In questi ultimi due giorni sono tornato a studiare più nel dettaglio il codice di Osinga che produce frasi casuali (v. RN psicotica e precedenti).

Ho sempre più la sensazione che sia un’attività inutile: la spiegazione teorica di quello che fa è praticamente zero e il codice è quasi incomprensibile.
Ormai però, prima di passare a provare il sito che ho scoperto recentemente (AdventuresInMachineLearning.com), volevo ragionare un po’ sull’ultimo esperimento.
Non è stata un’operazione particolarmente felice ma comunque a qualche conclusione interessante mi ha portato: per non parlare del fatto che, seppure lentamente, sto migliorando col Python!

Ah!
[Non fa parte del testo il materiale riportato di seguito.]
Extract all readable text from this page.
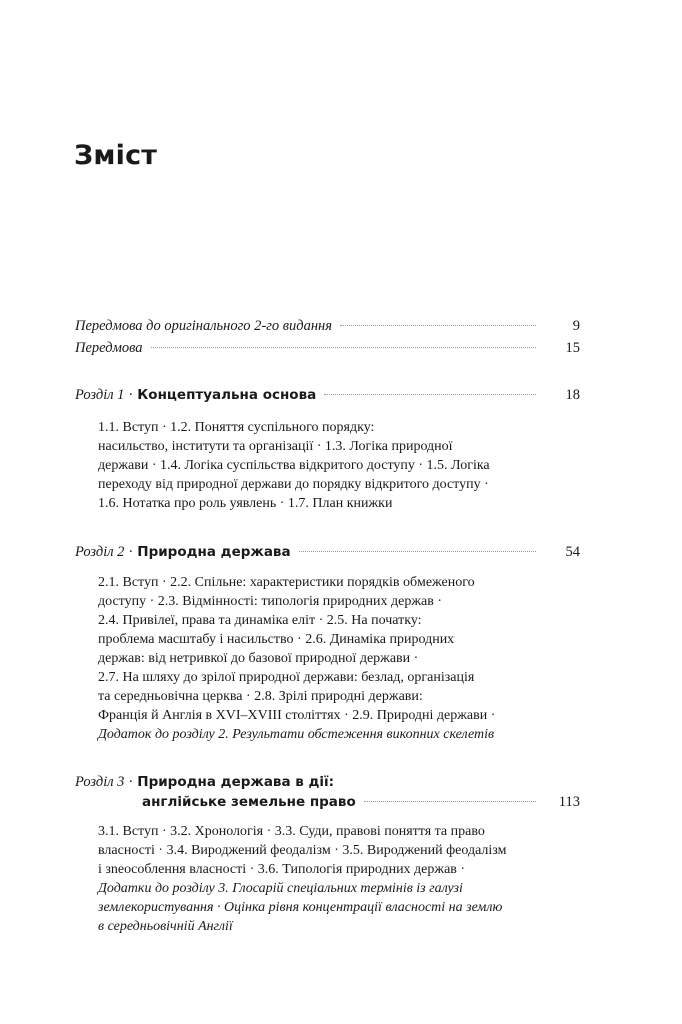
Зміст
Передмова до оригінального 2-го видання	9
Передмова	15
Розділ 1 · Концептуальна основа	18
1.1. Вступ · 1.2. Поняття суспільного порядку:
насильство, інститути та організації · 1.3. Логіка природної
держави · 1.4. Логіка суспільства відкритого доступу · 1.5. Логіка
переходу від природної держави до порядку відкритого доступу ·
1.6. Нотатка про роль уявлень · 1.7. План книжки
Розділ 2 · Природна держава	54
2.1. Вступ · 2.2. Спільне: характеристики порядків обмеженого
доступу · 2.3. Відмінності: типологія природних держав ·
2.4. Привілеї, права та динаміка еліт · 2.5. На початку:
проблема масштабу і насильство · 2.6. Динаміка природних
держав: від нетривкої до базової природної держави ·
2.7. На шляху до зрілої природної держави: безлад, організація
та середньовічна церква · 2.8. Зрілі природні держави:
Франція й Англія в XVI–XVIII століттях · 2.9. Природні держави ·
Додаток до розділу 2. Результати обстеження викопних скелетів
Розділ 3 · Природна держава в дії:
англійське земельне право	113
3.1. Вступ · 3.2. Хронологія · 3.3. Суди, правові поняття та право
власності · 3.4. Вироджений феодалізм · 3.5. Вироджений феодалізм
і зneoсоблення власності · 3.6. Типологія природних держав ·
Додатки до розділу 3. Глосарій спеціальних термінів із галузі
землекористування · Оцінка рівня концентрації власності на землю
в середньовічній Англії
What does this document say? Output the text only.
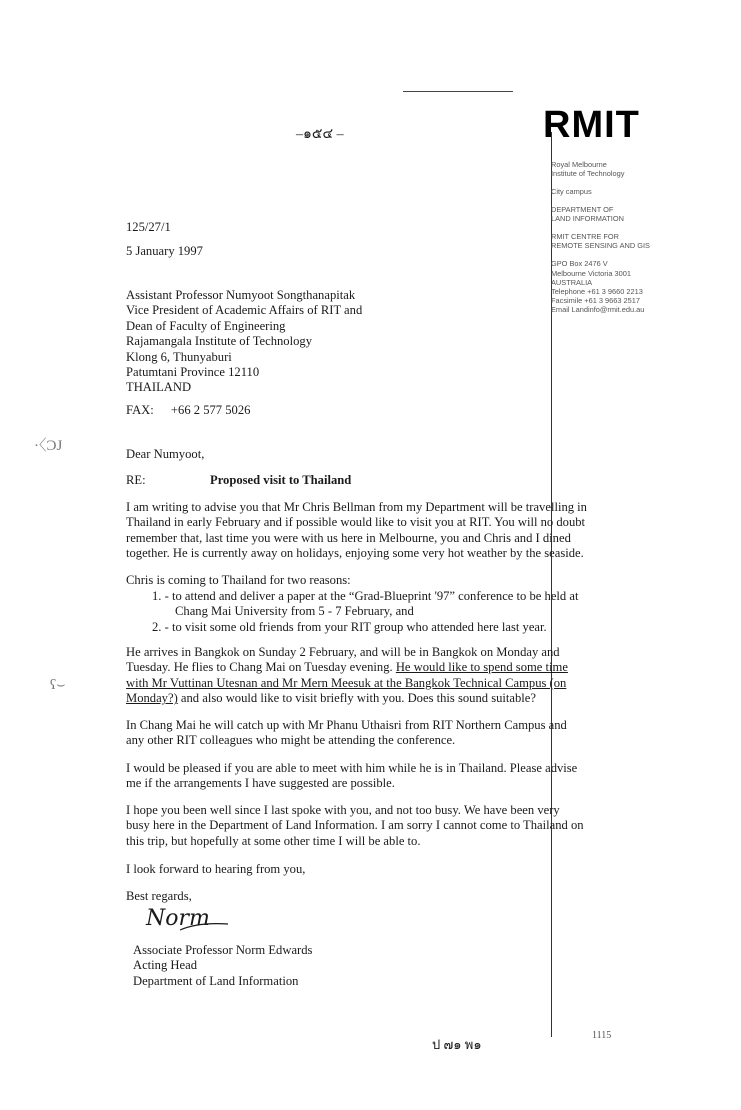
–๑๕๔ –	RMIT
Royal Melbourne
Institute of Technology
City campus
DEPARTMENT OF
LAND INFORMATION
RMIT CENTRE FOR
REMOTE SENSING AND GIS
GPO Box 2476 V
Melbourne Victoria 3001
AUSTRALIA
Telephone +61 3 9660 2213
Facsimile +61 3 9663 2517
Email Landinfo@rmit.edu.au
125/27/1
5 January 1997
Assistant Professor Numyoot Songthanapitak
Vice President of Academic Affairs of RIT and
Dean of Faculty of Engineering
Rajamangala Institute of Technology
Klong 6, Thunyaburi
Patumtani Province 12110
THAILAND
FAX: +66 2 577 5026
·〈ϽJ
ʕ⌣
Dear Numyoot,
RE:	Proposed visit to Thailand
I am writing to advise you that Mr Chris Bellman from my Department will be travelling in
Thailand in early February and if possible would like to visit you at RIT. You will no doubt
remember that, last time you were with us here in Melbourne, you and Chris and I dined
together. He is currently away on holidays, enjoying some very hot weather by the seaside.
Chris is coming to Thailand for two reasons:
1. - to attend and deliver a paper at the “Grad-Blueprint '97” conference to be held at
Chang Mai University from 5 - 7 February, and
2. - to visit some old friends from your RIT group who attended here last year.
He arrives in Bangkok on Sunday 2 February, and will be in Bangkok on Monday and
Tuesday. He flies to Chang Mai on Tuesday evening. He would like to spend some time
with Mr Vuttinan Utesnan and Mr Mern Meesuk at the Bangkok Technical Campus (on
Monday?) and also would like to visit briefly with you. Does this sound suitable?
In Chang Mai he will catch up with Mr Phanu Uthaisri from RIT Northern Campus and
any other RIT colleagues who might be attending the conference.
I would be pleased if you are able to meet with him while he is in Thailand. Please advise
me if the arrangements I have suggested are possible.
I hope you been well since I last spoke with you, and not too busy. We have been very
busy here in the Department of Land Information. I am sorry I cannot come to Thailand on
this trip, but hopefully at some other time I will be able to.
I look forward to hearing from you,
Best regards,
Norm
Associate Professor Norm Edwards
Acting Head
Department of Land Information
ป ๗๑ พ๑
1115
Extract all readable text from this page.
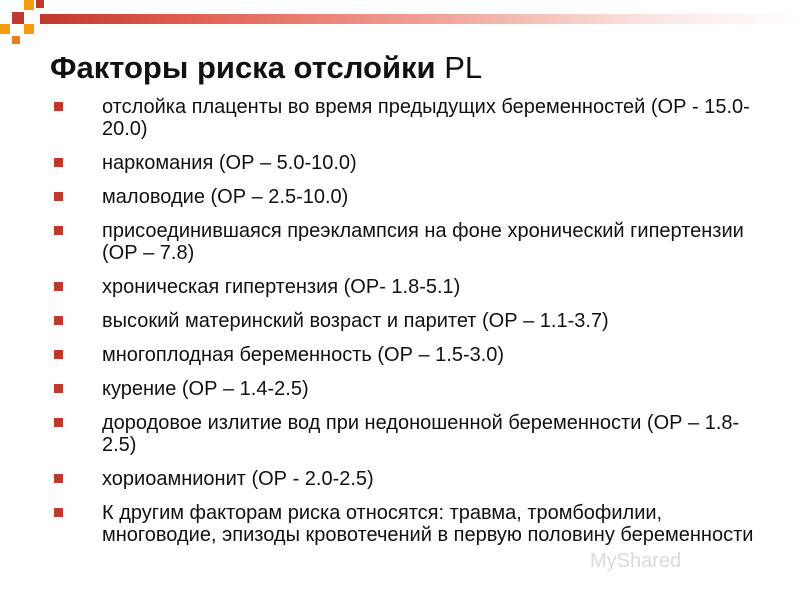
Факторы риска отслойки PL
отслойка плаценты во время предыдущих беременностей (ОР - 15.0-20.0)
наркомания (ОР – 5.0-10.0)
маловодие (ОР – 2.5-10.0)
присоединившаяся преэклампсия на фоне хронический гипертензии (ОР – 7.8)
хроническая гипертензия (ОР- 1.8-5.1)
высокий материнский возраст и паритет (ОР – 1.1-3.7)
многоплодная беременность (ОР – 1.5-3.0)
курение (ОР – 1.4-2.5)
дородовое излитие вод при недоношенной беременности (ОР – 1.8-2.5)
хориоамнионит (ОР - 2.0-2.5)
К другим факторам риска относятся: травма, тромбофилии, многоводие, эпизоды кровотечений в первую половину беременности
MyShared
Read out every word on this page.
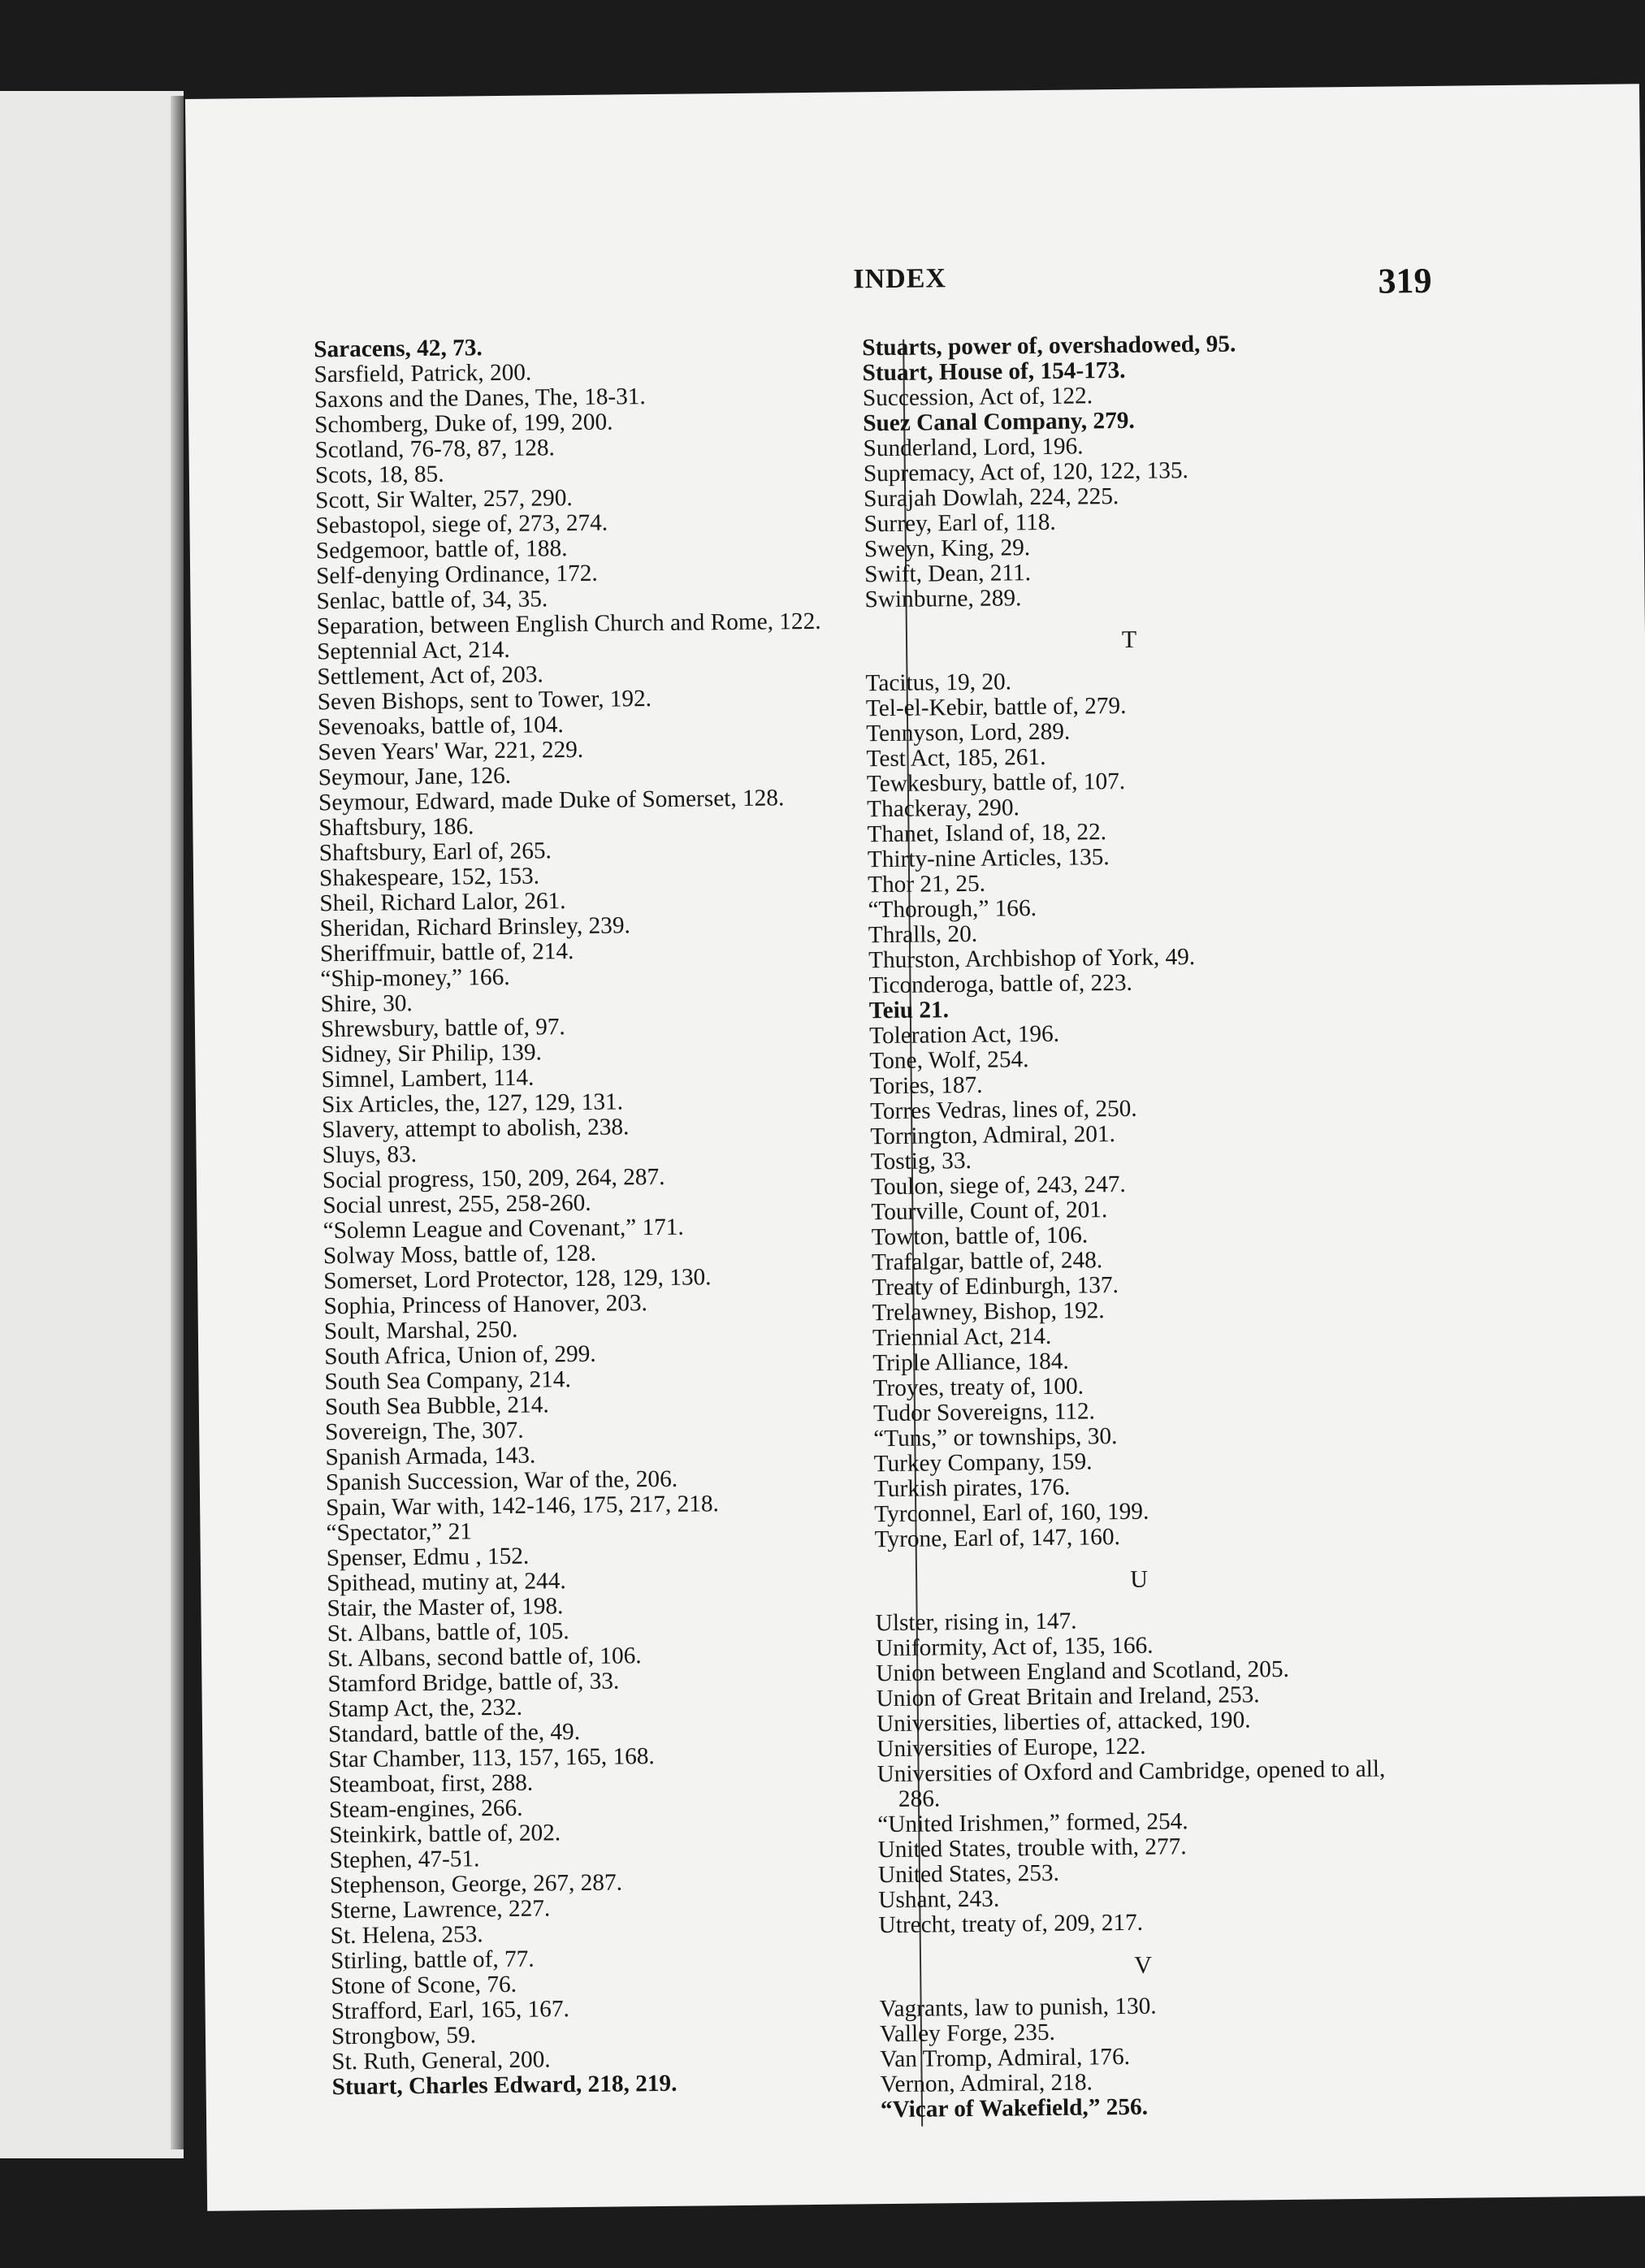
INDEX	319
Saracens, 42, 73.
Sarsfield, Patrick, 200.
Saxons and the Danes, The, 18-31.
Schomberg, Duke of, 199, 200.
Scotland, 76-78, 87, 128.
Scots, 18, 85.
Scott, Sir Walter, 257, 290.
Sebastopol, siege of, 273, 274.
Sedgemoor, battle of, 188.
Self-denying Ordinance, 172.
Senlac, battle of, 34, 35.
Separation, between English Church and Rome, 122.
Septennial Act, 214.
Settlement, Act of, 203.
Seven Bishops, sent to Tower, 192.
Sevenoaks, battle of, 104.
Seven Years' War, 221, 229.
Seymour, Jane, 126.
Seymour, Edward, made Duke of Somerset, 128.
Shaftsbury, 186.
Shaftsbury, Earl of, 265.
Shakespeare, 152, 153.
Sheil, Richard Lalor, 261.
Sheridan, Richard Brinsley, 239.
Sheriffmuir, battle of, 214.
“Ship-money,” 166.
Shire, 30.
Shrewsbury, battle of, 97.
Sidney, Sir Philip, 139.
Simnel, Lambert, 114.
Six Articles, the, 127, 129, 131.
Slavery, attempt to abolish, 238.
Sluys, 83.
Social progress, 150, 209, 264, 287.
Social unrest, 255, 258-260.
“Solemn League and Covenant,” 171.
Solway Moss, battle of, 128.
Somerset, Lord Protector, 128, 129, 130.
Sophia, Princess of Hanover, 203.
Soult, Marshal, 250.
South Africa, Union of, 299.
South Sea Company, 214.
South Sea Bubble, 214.
Sovereign, The, 307.
Spanish Armada, 143.
Spanish Succession, War of the, 206.
Spain, War with, 142-146, 175, 217, 218.
“Spectator,” 21
Spenser, Edmu , 152.
Spithead, mutiny at, 244.
Stair, the Master of, 198.
St. Albans, battle of, 105.
St. Albans, second battle of, 106.
Stamford Bridge, battle of, 33.
Stamp Act, the, 232.
Standard, battle of the, 49.
Star Chamber, 113, 157, 165, 168.
Steamboat, first, 288.
Steam-engines, 266.
Steinkirk, battle of, 202.
Stephen, 47-51.
Stephenson, George, 267, 287.
Sterne, Lawrence, 227.
St. Helena, 253.
Stirling, battle of, 77.
Stone of Scone, 76.
Strafford, Earl, 165, 167.
Strongbow, 59.
St. Ruth, General, 200.
Stuart, Charles Edward, 218, 219.
Stuarts, power of, overshadowed, 95.
Stuart, House of, 154-173.
Succession, Act of, 122.
Suez Canal Company, 279.
Sunderland, Lord, 196.
Supremacy, Act of, 120, 122, 135.
Surajah Dowlah, 224, 225.
Surrey, Earl of, 118.
Sweyn, King, 29.
Swift, Dean, 211.
Swinburne, 289.
T
Tacitus, 19, 20.
Tel-el-Kebir, battle of, 279.
Tennyson, Lord, 289.
Test Act, 185, 261.
Tewkesbury, battle of, 107.
Thackeray, 290.
Thanet, Island of, 18, 22.
Thirty-nine Articles, 135.
Thor 21, 25.
“Thorough,” 166.
Thralls, 20.
Thurston, Archbishop of York, 49.
Ticonderoga, battle of, 223.
Teiu 21.
Toleration Act, 196.
Tone, Wolf, 254.
Tories, 187.
Torres Vedras, lines of, 250.
Torrington, Admiral, 201.
Tostig, 33.
Toulon, siege of, 243, 247.
Tourville, Count of, 201.
Towton, battle of, 106.
Trafalgar, battle of, 248.
Treaty of Edinburgh, 137.
Trelawney, Bishop, 192.
Triennial Act, 214.
Triple Alliance, 184.
Troyes, treaty of, 100.
Tudor Sovereigns, 112.
“Tuns,” or townships, 30.
Turkey Company, 159.
Turkish pirates, 176.
Tyrconnel, Earl of, 160, 199.
Tyrone, Earl of, 147, 160.
U
Ulster, rising in, 147.
Uniformity, Act of, 135, 166.
Union between England and Scotland, 205.
Union of Great Britain and Ireland, 253.
Universities, liberties of, attacked, 190.
Universities of Europe, 122.
Universities of Oxford and Cambridge, opened to all, 286.
“United Irishmen,” formed, 254.
United States, trouble with, 277.
United States, 253.
Ushant, 243.
Utrecht, treaty of, 209, 217.
V
Vagrants, law to punish, 130.
Valley Forge, 235.
Van Tromp, Admiral, 176.
Vernon, Admiral, 218.
“Vicar of Wakefield,” 256.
Prima di continuare, la forma della “mia” RN è la seguente:
 _________________________________________________________________  
 Layer (type)         Output Shape       Param #    
 =================================================================  
 input (InputLayer)      (None, None, 103)     0       
 _________________________________________________________________  
 lstm_layer_1 (LSTM)     (None, None, 44)     26048     
 _________________________________________________________________  
 lstm_layer_2 (LSTM)     (None, None, 44)     15664     
 _________________________________________________________________  
 lstm_layer_3 (LSTM)     (None, None, 44)     15664     
 _________________________________________________________________  
 time_distributed_1 (TimeDist (None, None, 103)     4635     
 =================================================================  
 Total params: 62,011  
 Trainable params: 62,011  
 Non-trainable params: 0  
 _________________________________________________________________  
   

Un primo elemento interessante è come anche la mia RN psicotica riesca a concludere correttamente le parole ammezzate prima di entrare nel suo ciclo di ripetizione ossessiva.
In particolare in uno degli esempi pubblicati rimane incompleto il frammento “No” e la RN lo completa con “Nota (*1): ”. Mi ha colpito molto…
Perché, è bene ricordarlo, la RN non memorizza alcuna parola ma semplicemente calcola il carattere successivo a quello che gli viene fornito in ingresso: solo modificando i parametri di questo enorme sistema di equazioni si ottiene l’effetto complessivo di memorizzare, globalmente per tutta la rete, parole diverse. A me sembra quasi una magia: ho provato a chiarirmi la logica/matematica che vi sta dietro ma è tutto troppo complicato: in verità ho la netta sensazione che anche gli scienziati viaggino parecchio “a naso” scegliendo di usare funzioni e strutture non tanto per motivi matematici ma per intuizioni (*1). In altre parole la pratica ha di gran lunga sopravanzato la teoria.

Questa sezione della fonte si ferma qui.